Permissive or Indulgent parents mostly let their children do what they want, and offer limited guidance or direction. They are more like friends than parents. Permissive parents:

  • have discipline style is the opposite of strict.
  • They have limited or no rules and mostly let children figure problems out on their own.
  • Communication is open but these parents let children decide for themselves rather than giving direction.
  • Parents in this category tend to be warm and nurturing.
  • Expectations are typically minimal or not set by these parents.

Effects on Children

  • Display low achievement in many areas.
  • Make poor decisions.
  • May be more prone to delinquency and substance use.
  • Show more aggression and less emotional understanding.
  • Unable to manage their time or habits.

Uninvolved Parenting

Uninvolved parenting, sometimes referred to as neglectful parenting, is a style characterized by a lack of responsiveness to a child’s needs. Uninvolved parents make few to no demands of their children and they are often indifferent, dismissive, or even completely neglectful.

Some uninvolved parents may be downright neglectful or even reject their children outright. Kids might be given the bare minimum they need for survival, such as shelter, nourishment, and clothing, yet little or nothing in the way of guidance or affection.
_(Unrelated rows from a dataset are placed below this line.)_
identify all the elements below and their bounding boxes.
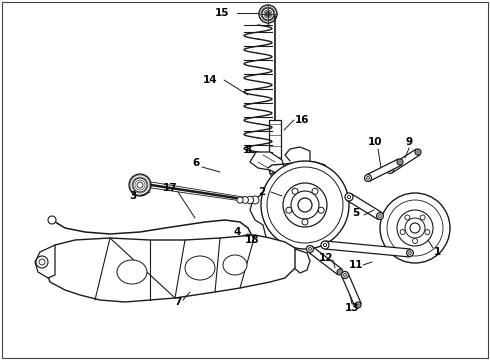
Text: 4: 4: [233, 227, 241, 237]
Polygon shape: [325, 241, 410, 257]
Circle shape: [273, 170, 277, 174]
Text: 1: 1: [433, 247, 441, 257]
Polygon shape: [347, 194, 382, 219]
Circle shape: [251, 196, 259, 204]
Circle shape: [413, 238, 417, 243]
Text: 12: 12: [319, 253, 333, 263]
Circle shape: [133, 178, 147, 192]
Text: 18: 18: [245, 235, 259, 245]
Circle shape: [420, 215, 425, 220]
Text: 2: 2: [258, 187, 266, 197]
Circle shape: [365, 175, 371, 181]
Circle shape: [270, 167, 280, 177]
Text: 15: 15: [215, 8, 229, 18]
Circle shape: [298, 198, 312, 212]
Polygon shape: [45, 235, 295, 302]
Circle shape: [39, 259, 45, 265]
Circle shape: [389, 168, 392, 171]
Circle shape: [262, 8, 274, 20]
Text: 5: 5: [352, 208, 360, 218]
Circle shape: [292, 188, 298, 194]
Circle shape: [323, 243, 327, 247]
Circle shape: [409, 252, 412, 255]
Circle shape: [321, 241, 329, 249]
Ellipse shape: [223, 255, 247, 275]
Polygon shape: [35, 245, 55, 278]
Circle shape: [339, 271, 341, 273]
Circle shape: [397, 159, 403, 165]
Circle shape: [242, 197, 248, 203]
Circle shape: [307, 246, 314, 252]
Circle shape: [347, 195, 351, 199]
Circle shape: [48, 216, 56, 224]
Text: 17: 17: [163, 183, 177, 193]
Circle shape: [425, 230, 430, 234]
Circle shape: [342, 271, 348, 279]
Polygon shape: [367, 159, 402, 181]
Circle shape: [266, 12, 270, 17]
Circle shape: [129, 174, 151, 196]
Circle shape: [246, 196, 254, 204]
Circle shape: [283, 183, 327, 227]
Circle shape: [355, 302, 361, 308]
Circle shape: [387, 166, 393, 174]
Text: 7: 7: [174, 297, 182, 307]
Circle shape: [407, 249, 414, 256]
Circle shape: [318, 207, 324, 213]
Circle shape: [367, 177, 369, 179]
Circle shape: [137, 182, 143, 188]
Polygon shape: [388, 149, 420, 173]
Text: 10: 10: [368, 137, 382, 147]
Circle shape: [261, 161, 349, 249]
Circle shape: [405, 215, 410, 220]
Circle shape: [337, 269, 343, 275]
Polygon shape: [342, 274, 361, 306]
Circle shape: [399, 161, 401, 163]
Text: 14: 14: [203, 75, 217, 85]
Circle shape: [357, 304, 359, 306]
Ellipse shape: [185, 256, 215, 280]
Text: 8: 8: [245, 145, 252, 155]
Text: 13: 13: [345, 303, 359, 313]
Circle shape: [417, 151, 419, 153]
Circle shape: [397, 210, 433, 246]
Circle shape: [309, 248, 312, 251]
Circle shape: [343, 274, 346, 276]
Ellipse shape: [117, 260, 147, 284]
Circle shape: [36, 256, 48, 268]
Circle shape: [302, 219, 308, 225]
Circle shape: [237, 197, 243, 203]
Text: 16: 16: [295, 115, 309, 125]
Polygon shape: [290, 249, 310, 273]
Polygon shape: [250, 152, 285, 174]
Circle shape: [379, 215, 381, 217]
Text: 3: 3: [129, 191, 137, 201]
Circle shape: [377, 213, 383, 219]
Text: 11: 11: [349, 260, 363, 270]
Circle shape: [380, 193, 450, 263]
Circle shape: [410, 223, 420, 233]
Circle shape: [400, 230, 405, 234]
Circle shape: [259, 5, 277, 23]
Circle shape: [286, 207, 292, 213]
Circle shape: [312, 188, 318, 194]
Polygon shape: [238, 234, 255, 254]
Circle shape: [415, 149, 421, 155]
Text: 9: 9: [405, 137, 413, 147]
Polygon shape: [308, 246, 342, 275]
Text: 6: 6: [193, 158, 199, 168]
Circle shape: [345, 193, 353, 201]
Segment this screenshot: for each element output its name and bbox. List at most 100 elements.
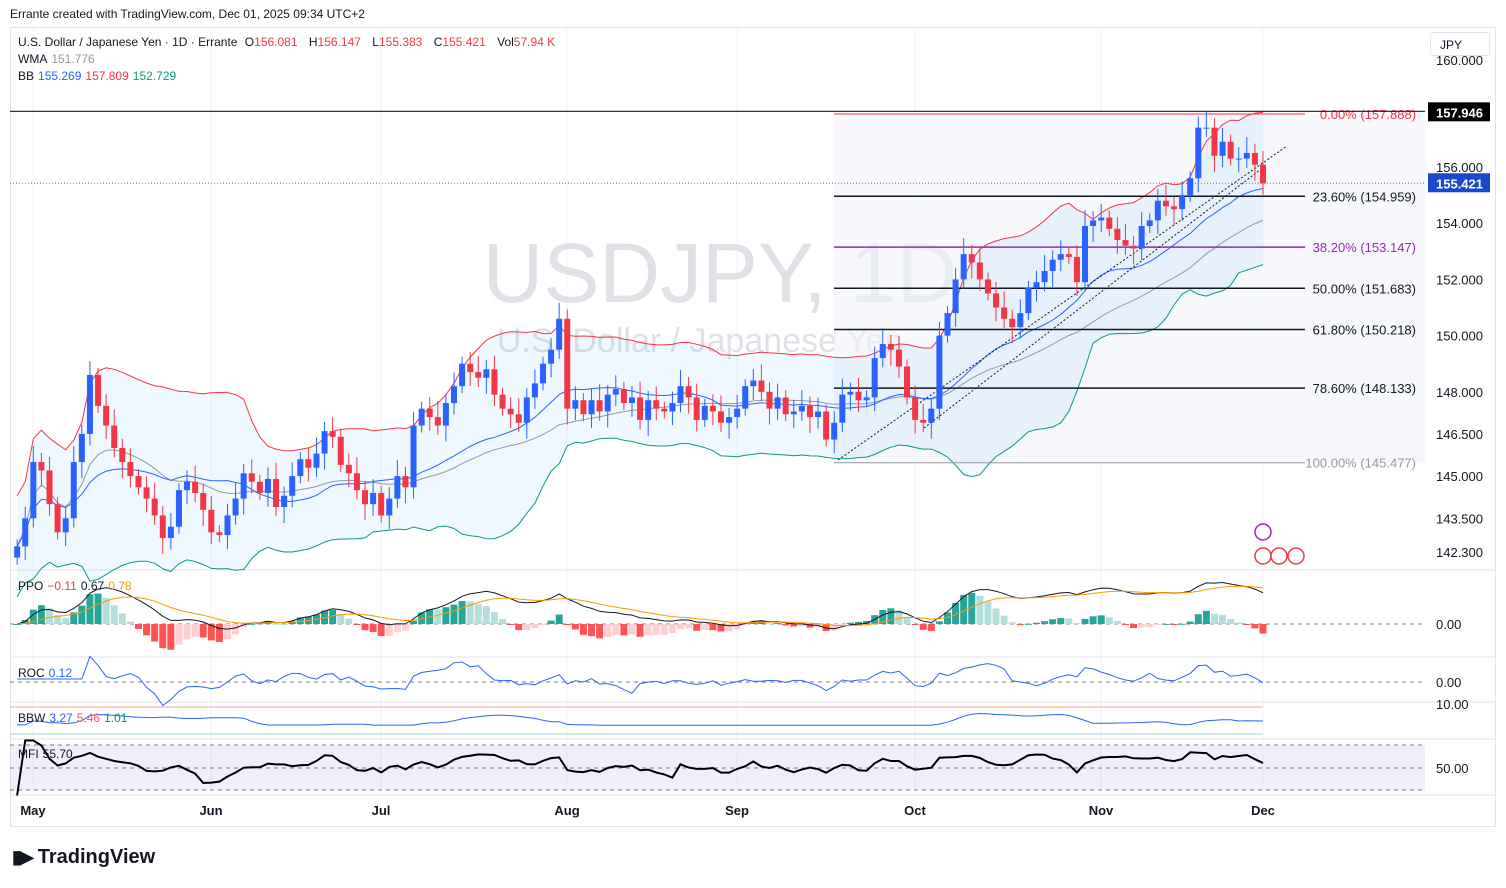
ppo-histogram-bar <box>863 620 871 624</box>
mfi-legend[interactable]: MFI 55.70 <box>18 747 77 761</box>
candle-body <box>734 408 741 418</box>
ppo-histogram-bar <box>442 607 450 624</box>
candle-body <box>1001 307 1008 319</box>
ppo-histogram-bar <box>774 623 782 625</box>
ppo-histogram-bar <box>175 624 183 645</box>
candle-body <box>944 313 951 336</box>
roc-legend[interactable]: ROC 0.12 <box>18 666 76 680</box>
ppo-histogram-bar <box>846 622 854 624</box>
candle-body <box>192 481 199 493</box>
bbw-high-value: 5.46 <box>76 711 101 725</box>
price-axis-label: 156.000 <box>1436 160 1483 175</box>
ppo-histogram-bar <box>1130 624 1138 629</box>
candle-body <box>774 397 781 409</box>
candle-body <box>175 490 182 527</box>
candle-body <box>1025 287 1032 314</box>
ppo-histogram-bar <box>636 624 644 637</box>
candle-body <box>402 476 409 488</box>
candle-body <box>790 411 797 415</box>
candle-body <box>742 386 749 409</box>
candle-body <box>685 386 692 398</box>
candle-body <box>782 397 789 415</box>
ppo-histogram-bar <box>240 624 248 628</box>
candle-body <box>531 383 538 398</box>
ppo-histogram-bar <box>393 624 401 632</box>
candle-body <box>871 358 878 398</box>
ppo-legend[interactable]: PPO −0.11 0.67 0.78 <box>18 579 136 593</box>
ppo-histogram-bar <box>1243 624 1251 625</box>
candle-body <box>539 363 546 384</box>
candle-body <box>273 478 280 508</box>
ppo-histogram-bar <box>879 609 887 624</box>
candle-body <box>1057 254 1064 260</box>
candle-body <box>127 462 134 477</box>
currency-selector[interactable]: JPY <box>1430 32 1490 56</box>
candle-body <box>46 470 53 505</box>
candle-body <box>936 335 943 409</box>
open-label: O <box>244 35 255 49</box>
bbw-legend[interactable]: BBW 3.27 5.46 1.01 <box>18 711 131 725</box>
candle-body <box>321 431 328 454</box>
ppo-histogram-bar <box>943 612 951 624</box>
fib-level-label: 78.60% (148.133) <box>1313 381 1416 396</box>
last-price-marker-label: 155.421 <box>1436 176 1483 191</box>
ppo-histogram-bar <box>248 623 256 625</box>
ppo-histogram-bar <box>1057 618 1065 624</box>
volume-label: Vol <box>497 35 514 49</box>
candle-body <box>709 405 716 412</box>
time-axis-label: Jul <box>372 803 391 818</box>
candle-body <box>459 363 466 387</box>
ppo-histogram-bar <box>1186 621 1194 624</box>
ppo-histogram-bar <box>102 597 110 624</box>
candle-body <box>1041 270 1048 283</box>
close-value: 155.421 <box>442 35 486 49</box>
time-axis-label: Oct <box>904 803 926 818</box>
high-label: H <box>308 35 318 49</box>
ppo-histogram-bar <box>806 624 814 628</box>
candle-body <box>410 425 417 488</box>
tradingview-logo[interactable]: ▮▶ TradingView <box>12 846 155 869</box>
ppo-histogram-bar <box>903 616 911 624</box>
ppo-histogram-bar <box>54 615 62 624</box>
candle-body <box>1243 152 1250 159</box>
fib-level-label: 50.00% (151.683) <box>1313 281 1416 296</box>
candle-body <box>1114 228 1121 241</box>
ppo-histogram-bar <box>515 624 523 631</box>
mfi-line <box>16 739 1264 796</box>
candle-body <box>515 414 522 423</box>
ppo-histogram-bar <box>272 623 280 625</box>
candle-body <box>103 405 110 426</box>
ppo-histogram-bar <box>1146 624 1154 627</box>
candle-body <box>119 448 126 463</box>
candle-body <box>887 344 894 350</box>
ppo-histogram-bar <box>547 620 555 624</box>
bb-lower-value: 152.729 <box>132 69 177 83</box>
ppo-histogram-bar <box>151 624 159 642</box>
us-economic-event-icon <box>1270 547 1288 565</box>
candle-body <box>588 400 595 415</box>
symbol-title[interactable]: U.S. Dollar / Japanese Yen · 1D · Errant… <box>18 35 238 49</box>
mfi-value: 55.70 <box>42 747 73 761</box>
candle-body <box>1235 158 1242 160</box>
ppo-histogram-bar <box>1024 623 1032 625</box>
ppo-histogram-bar <box>725 624 733 632</box>
fib-level-label: 23.60% (154.959) <box>1313 189 1416 204</box>
ppo-histogram-bar <box>134 624 142 629</box>
candle-body <box>1187 178 1194 196</box>
ppo-histogram-bar <box>78 605 86 624</box>
ppo-histogram-bar <box>434 609 442 624</box>
bb-legend[interactable]: BB 155.269 157.809 152.729 <box>18 69 180 83</box>
candle-body <box>976 262 983 280</box>
ppo-histogram-bar <box>911 624 919 625</box>
candle-body <box>993 293 1000 308</box>
candle-body <box>1179 195 1186 210</box>
ppo-histogram-bar <box>110 605 118 624</box>
ppo-histogram-bar <box>29 609 37 624</box>
candle-body <box>1211 127 1218 156</box>
candle-body <box>904 366 911 398</box>
wma-legend[interactable]: WMA 151.776 <box>18 52 99 66</box>
candle-body <box>815 411 822 418</box>
ppo-histogram-bar <box>782 624 790 626</box>
candle-body <box>1082 226 1089 283</box>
Uninvolved parents:

  • May still have some basic limits such as curfews.
  • Act emotionally distant from their children.
  • Limit interactions with their children because they are too overwhelmed by their own problems.
  • Provide little or no supervision.
  • Set few or no expectations or demands for behaviour.
  • Show little warmth, love, and affection towards their children.
  • Skip school events and parent-teacher conferences.

Effects on Children

  • Anxious or stressed due to the lack of family support.
  • Are emotionally withdrawn.
  • Fear becoming dependent on other people.
  • Have an increased risk of substance abuse.
  • Must learn to provide for themselves.
  • Tend to exhibit more delinquency during adolescence.